YOUR SOLIN GENERATED RECIPE
Creamy Classic Eggs Benedict with Zesty Hollandaise
Poached eggs nestled on toasted whole-grain muffins and lean Canadian bacon, finished with a velvety, lemon-infused yogurt hollandaise sauce.
INGREDIENTS
1 whole English muffin
4 slices Canadian bacon
2 large eggs
0.25 cup plain Greek yogurt
1 large egg yolk
1 tsp lemon juice
0.25 tsp Dijon mustard
0.13 tsp sea salt
0.13 tsp black pepper
1 tsp fresh chives
1 tsp white vinegar
PREPARATION
Prepare the hollandaise by whisking Greek yogurt, egg yolk, lemon juice, and Dijon in a heat-safe bowl over simmering water until thickened and velvety.
Season the sauce with sea salt and black pepper, then keep warm on low heat.
Fill a medium saucepan with water and vinegar, bringing it to a gentle simmer.

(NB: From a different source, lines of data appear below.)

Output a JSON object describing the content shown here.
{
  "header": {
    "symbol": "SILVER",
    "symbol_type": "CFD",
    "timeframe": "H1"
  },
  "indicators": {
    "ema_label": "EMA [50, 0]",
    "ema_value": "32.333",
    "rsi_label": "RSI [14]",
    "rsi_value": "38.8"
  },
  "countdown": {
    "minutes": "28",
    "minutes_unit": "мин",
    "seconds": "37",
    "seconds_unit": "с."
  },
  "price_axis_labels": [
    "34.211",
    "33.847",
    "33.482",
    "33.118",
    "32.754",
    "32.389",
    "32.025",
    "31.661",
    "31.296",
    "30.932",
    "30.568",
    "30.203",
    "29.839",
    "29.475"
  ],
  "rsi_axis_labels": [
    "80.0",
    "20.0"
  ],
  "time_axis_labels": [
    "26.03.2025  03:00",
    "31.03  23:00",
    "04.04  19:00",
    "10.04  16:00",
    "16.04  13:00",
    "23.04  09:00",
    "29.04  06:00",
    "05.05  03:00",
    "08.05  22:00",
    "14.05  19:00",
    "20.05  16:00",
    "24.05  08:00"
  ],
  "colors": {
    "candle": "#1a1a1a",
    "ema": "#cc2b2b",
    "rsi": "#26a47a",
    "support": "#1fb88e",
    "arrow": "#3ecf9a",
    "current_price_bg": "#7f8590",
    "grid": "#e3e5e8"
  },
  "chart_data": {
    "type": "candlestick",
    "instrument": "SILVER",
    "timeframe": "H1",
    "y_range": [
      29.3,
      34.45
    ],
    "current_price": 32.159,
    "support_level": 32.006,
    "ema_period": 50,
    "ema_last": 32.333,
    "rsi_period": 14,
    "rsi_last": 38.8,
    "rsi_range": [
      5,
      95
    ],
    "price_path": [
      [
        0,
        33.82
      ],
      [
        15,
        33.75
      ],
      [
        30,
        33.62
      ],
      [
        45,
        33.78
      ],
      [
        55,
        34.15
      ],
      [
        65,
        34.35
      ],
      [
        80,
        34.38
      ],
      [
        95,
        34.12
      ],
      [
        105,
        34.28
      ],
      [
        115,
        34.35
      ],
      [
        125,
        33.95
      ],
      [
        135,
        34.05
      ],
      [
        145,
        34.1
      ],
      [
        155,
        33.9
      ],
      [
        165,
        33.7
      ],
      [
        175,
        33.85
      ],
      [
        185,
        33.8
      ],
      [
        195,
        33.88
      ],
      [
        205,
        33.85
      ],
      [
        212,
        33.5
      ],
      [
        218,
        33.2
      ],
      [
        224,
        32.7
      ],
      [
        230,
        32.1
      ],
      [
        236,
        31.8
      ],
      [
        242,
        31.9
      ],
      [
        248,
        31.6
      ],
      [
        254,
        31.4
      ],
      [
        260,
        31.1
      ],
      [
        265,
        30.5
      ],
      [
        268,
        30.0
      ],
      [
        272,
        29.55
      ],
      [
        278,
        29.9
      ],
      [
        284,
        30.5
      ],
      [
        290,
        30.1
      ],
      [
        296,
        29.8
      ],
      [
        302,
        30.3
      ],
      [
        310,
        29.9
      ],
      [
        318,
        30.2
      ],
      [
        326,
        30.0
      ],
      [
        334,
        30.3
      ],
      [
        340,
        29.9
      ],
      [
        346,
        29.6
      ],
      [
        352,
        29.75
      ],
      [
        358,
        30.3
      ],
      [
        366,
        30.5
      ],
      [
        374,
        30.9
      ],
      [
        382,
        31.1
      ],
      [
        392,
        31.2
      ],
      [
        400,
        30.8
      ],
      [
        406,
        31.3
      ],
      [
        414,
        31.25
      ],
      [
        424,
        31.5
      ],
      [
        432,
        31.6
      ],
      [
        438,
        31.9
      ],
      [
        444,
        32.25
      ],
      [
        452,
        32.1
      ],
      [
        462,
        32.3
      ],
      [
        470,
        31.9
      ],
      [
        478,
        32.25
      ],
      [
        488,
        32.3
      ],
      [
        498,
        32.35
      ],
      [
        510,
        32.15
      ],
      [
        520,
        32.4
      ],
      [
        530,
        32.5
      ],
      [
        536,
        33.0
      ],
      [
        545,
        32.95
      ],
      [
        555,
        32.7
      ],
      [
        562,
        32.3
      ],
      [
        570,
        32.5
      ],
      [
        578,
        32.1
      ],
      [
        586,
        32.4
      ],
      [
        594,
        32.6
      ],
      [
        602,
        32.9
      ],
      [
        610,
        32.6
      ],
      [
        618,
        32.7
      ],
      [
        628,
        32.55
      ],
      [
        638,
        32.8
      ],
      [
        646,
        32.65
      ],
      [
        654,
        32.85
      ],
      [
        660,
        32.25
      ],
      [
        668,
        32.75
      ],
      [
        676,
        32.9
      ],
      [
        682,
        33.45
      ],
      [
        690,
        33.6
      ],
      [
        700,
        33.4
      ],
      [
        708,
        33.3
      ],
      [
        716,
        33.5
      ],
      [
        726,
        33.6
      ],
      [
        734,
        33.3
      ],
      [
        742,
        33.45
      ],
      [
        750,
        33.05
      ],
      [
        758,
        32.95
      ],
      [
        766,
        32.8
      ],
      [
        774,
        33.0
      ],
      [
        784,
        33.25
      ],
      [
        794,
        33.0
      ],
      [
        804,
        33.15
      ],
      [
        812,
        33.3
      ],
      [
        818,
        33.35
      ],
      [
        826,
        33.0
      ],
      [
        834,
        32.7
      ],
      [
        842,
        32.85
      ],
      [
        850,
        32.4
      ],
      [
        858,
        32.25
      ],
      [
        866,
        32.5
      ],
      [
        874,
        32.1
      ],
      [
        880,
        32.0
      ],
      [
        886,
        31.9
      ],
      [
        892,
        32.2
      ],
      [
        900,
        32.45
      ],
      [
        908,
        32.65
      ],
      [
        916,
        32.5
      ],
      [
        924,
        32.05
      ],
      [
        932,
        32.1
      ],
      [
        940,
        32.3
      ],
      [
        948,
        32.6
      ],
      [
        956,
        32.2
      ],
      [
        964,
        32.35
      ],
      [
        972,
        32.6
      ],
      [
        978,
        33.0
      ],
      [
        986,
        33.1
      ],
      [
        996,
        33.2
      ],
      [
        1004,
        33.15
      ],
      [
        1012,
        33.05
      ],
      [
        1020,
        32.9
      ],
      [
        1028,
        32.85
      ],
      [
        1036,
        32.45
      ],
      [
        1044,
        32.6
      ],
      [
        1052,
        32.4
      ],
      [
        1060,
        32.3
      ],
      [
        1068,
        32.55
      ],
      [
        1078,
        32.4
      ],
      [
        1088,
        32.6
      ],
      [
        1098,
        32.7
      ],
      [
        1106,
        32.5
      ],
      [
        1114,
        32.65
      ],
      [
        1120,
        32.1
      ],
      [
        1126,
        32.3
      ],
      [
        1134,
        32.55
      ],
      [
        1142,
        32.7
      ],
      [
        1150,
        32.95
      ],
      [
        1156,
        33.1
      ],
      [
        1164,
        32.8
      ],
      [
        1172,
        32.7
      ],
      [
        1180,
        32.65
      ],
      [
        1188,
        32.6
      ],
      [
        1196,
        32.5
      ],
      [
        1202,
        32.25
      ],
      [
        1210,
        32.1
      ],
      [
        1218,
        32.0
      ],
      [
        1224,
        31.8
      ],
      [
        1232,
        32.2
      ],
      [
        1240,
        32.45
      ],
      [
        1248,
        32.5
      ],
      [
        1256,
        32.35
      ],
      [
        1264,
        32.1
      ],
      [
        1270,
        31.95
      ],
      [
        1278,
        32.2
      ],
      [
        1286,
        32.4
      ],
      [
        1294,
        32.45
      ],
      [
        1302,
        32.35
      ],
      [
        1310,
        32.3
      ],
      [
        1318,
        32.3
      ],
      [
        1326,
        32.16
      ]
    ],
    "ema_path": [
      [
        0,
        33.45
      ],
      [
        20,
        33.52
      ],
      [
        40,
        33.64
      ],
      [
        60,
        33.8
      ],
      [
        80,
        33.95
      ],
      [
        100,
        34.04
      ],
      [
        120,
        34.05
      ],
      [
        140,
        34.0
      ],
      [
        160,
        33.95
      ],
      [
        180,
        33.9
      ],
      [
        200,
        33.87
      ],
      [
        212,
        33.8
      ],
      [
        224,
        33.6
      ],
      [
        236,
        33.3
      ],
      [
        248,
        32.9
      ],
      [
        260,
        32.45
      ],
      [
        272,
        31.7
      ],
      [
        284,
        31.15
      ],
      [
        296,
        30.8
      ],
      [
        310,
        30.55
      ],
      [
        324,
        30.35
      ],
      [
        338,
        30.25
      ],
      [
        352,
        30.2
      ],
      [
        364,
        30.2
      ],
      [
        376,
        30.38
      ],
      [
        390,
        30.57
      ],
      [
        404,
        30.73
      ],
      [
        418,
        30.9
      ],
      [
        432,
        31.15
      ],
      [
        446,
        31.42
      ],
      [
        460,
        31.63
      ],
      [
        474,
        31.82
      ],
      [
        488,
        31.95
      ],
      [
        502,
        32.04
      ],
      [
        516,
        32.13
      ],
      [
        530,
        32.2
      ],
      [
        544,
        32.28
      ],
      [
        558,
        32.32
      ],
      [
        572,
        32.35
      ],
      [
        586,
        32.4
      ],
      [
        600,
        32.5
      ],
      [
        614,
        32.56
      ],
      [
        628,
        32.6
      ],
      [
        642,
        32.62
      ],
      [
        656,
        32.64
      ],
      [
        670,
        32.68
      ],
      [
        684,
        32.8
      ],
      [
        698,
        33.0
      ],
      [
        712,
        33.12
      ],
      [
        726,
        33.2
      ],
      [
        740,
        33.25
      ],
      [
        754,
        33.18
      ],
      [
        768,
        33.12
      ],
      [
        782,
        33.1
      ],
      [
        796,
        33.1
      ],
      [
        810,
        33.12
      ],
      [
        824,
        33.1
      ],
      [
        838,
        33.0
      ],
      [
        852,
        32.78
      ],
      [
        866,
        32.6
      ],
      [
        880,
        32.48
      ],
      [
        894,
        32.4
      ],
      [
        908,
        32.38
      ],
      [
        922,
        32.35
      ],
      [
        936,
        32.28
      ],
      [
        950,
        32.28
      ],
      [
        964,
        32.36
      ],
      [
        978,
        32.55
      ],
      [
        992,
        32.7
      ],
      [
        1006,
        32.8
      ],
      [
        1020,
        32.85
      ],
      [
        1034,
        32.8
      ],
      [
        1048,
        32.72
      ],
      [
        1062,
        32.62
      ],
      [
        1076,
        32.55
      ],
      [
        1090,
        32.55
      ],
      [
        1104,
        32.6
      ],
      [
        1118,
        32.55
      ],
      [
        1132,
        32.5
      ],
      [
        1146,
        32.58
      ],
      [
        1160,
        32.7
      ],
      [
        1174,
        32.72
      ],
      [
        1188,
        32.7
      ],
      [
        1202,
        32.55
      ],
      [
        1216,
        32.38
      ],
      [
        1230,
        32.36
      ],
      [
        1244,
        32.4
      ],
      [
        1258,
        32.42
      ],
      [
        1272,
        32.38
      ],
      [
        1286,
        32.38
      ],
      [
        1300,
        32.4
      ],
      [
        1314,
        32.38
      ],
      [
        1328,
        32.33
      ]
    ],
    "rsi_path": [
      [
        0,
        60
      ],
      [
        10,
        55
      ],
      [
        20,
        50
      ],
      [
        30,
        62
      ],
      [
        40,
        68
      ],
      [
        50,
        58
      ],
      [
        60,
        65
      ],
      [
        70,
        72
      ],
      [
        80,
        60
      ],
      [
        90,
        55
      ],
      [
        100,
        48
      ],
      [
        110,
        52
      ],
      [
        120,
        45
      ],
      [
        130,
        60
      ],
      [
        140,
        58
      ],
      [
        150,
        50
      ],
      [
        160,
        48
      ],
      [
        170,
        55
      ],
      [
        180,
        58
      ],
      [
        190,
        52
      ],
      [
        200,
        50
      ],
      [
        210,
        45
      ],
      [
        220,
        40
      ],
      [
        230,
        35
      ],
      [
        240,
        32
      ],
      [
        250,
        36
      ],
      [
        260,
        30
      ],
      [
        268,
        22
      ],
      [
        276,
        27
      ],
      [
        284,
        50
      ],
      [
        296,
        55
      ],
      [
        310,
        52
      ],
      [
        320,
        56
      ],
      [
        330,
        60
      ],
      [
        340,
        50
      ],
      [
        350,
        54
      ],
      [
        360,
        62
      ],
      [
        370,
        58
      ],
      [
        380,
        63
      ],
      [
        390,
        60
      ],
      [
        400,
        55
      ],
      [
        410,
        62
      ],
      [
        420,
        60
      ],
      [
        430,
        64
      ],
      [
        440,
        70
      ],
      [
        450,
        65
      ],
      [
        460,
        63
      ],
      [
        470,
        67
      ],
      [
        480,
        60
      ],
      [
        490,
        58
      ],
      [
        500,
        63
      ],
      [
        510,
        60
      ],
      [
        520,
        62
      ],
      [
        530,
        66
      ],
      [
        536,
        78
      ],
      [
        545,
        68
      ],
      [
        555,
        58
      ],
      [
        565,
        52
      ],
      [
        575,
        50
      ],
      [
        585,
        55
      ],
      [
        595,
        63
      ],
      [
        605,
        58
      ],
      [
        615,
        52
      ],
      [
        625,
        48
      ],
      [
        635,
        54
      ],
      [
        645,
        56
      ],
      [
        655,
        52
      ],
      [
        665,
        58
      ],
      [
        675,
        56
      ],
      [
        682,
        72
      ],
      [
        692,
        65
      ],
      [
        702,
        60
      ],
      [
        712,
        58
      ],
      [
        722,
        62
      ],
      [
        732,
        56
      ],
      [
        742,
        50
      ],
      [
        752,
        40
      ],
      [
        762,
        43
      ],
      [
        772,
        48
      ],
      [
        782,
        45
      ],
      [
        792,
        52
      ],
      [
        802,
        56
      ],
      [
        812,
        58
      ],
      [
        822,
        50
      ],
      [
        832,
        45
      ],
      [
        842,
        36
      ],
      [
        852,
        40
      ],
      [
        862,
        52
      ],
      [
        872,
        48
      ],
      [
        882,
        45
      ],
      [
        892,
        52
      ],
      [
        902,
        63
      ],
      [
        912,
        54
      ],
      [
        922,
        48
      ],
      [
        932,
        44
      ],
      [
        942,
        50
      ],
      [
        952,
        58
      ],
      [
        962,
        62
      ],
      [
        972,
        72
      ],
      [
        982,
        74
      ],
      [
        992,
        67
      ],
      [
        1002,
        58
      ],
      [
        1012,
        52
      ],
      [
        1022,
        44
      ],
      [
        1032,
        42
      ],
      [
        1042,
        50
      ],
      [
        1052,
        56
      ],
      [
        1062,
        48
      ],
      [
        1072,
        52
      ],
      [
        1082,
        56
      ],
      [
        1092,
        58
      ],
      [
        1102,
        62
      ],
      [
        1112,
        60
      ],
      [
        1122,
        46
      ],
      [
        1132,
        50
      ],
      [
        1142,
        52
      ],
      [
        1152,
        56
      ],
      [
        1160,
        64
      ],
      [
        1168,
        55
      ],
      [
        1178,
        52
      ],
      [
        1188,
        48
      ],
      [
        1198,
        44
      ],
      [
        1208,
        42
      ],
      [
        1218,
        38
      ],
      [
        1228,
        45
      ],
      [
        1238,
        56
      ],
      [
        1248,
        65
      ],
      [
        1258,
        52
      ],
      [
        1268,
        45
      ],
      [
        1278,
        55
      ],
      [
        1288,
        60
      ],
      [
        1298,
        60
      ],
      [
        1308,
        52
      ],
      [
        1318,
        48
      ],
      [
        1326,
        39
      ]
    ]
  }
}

Crack eggs into individual ramekins, then carefully slide them into the simmering water to poach for 3 minutes.
While eggs poach, lightly toast the English muffin halves and warm the Canadian bacon in a dry skillet over medium heat.
Place two slices of Canadian bacon on each muffin half, top with a poached egg, and drizzle with the warm hollandaise.
Garnish with fresh chopped chives and serve immediately.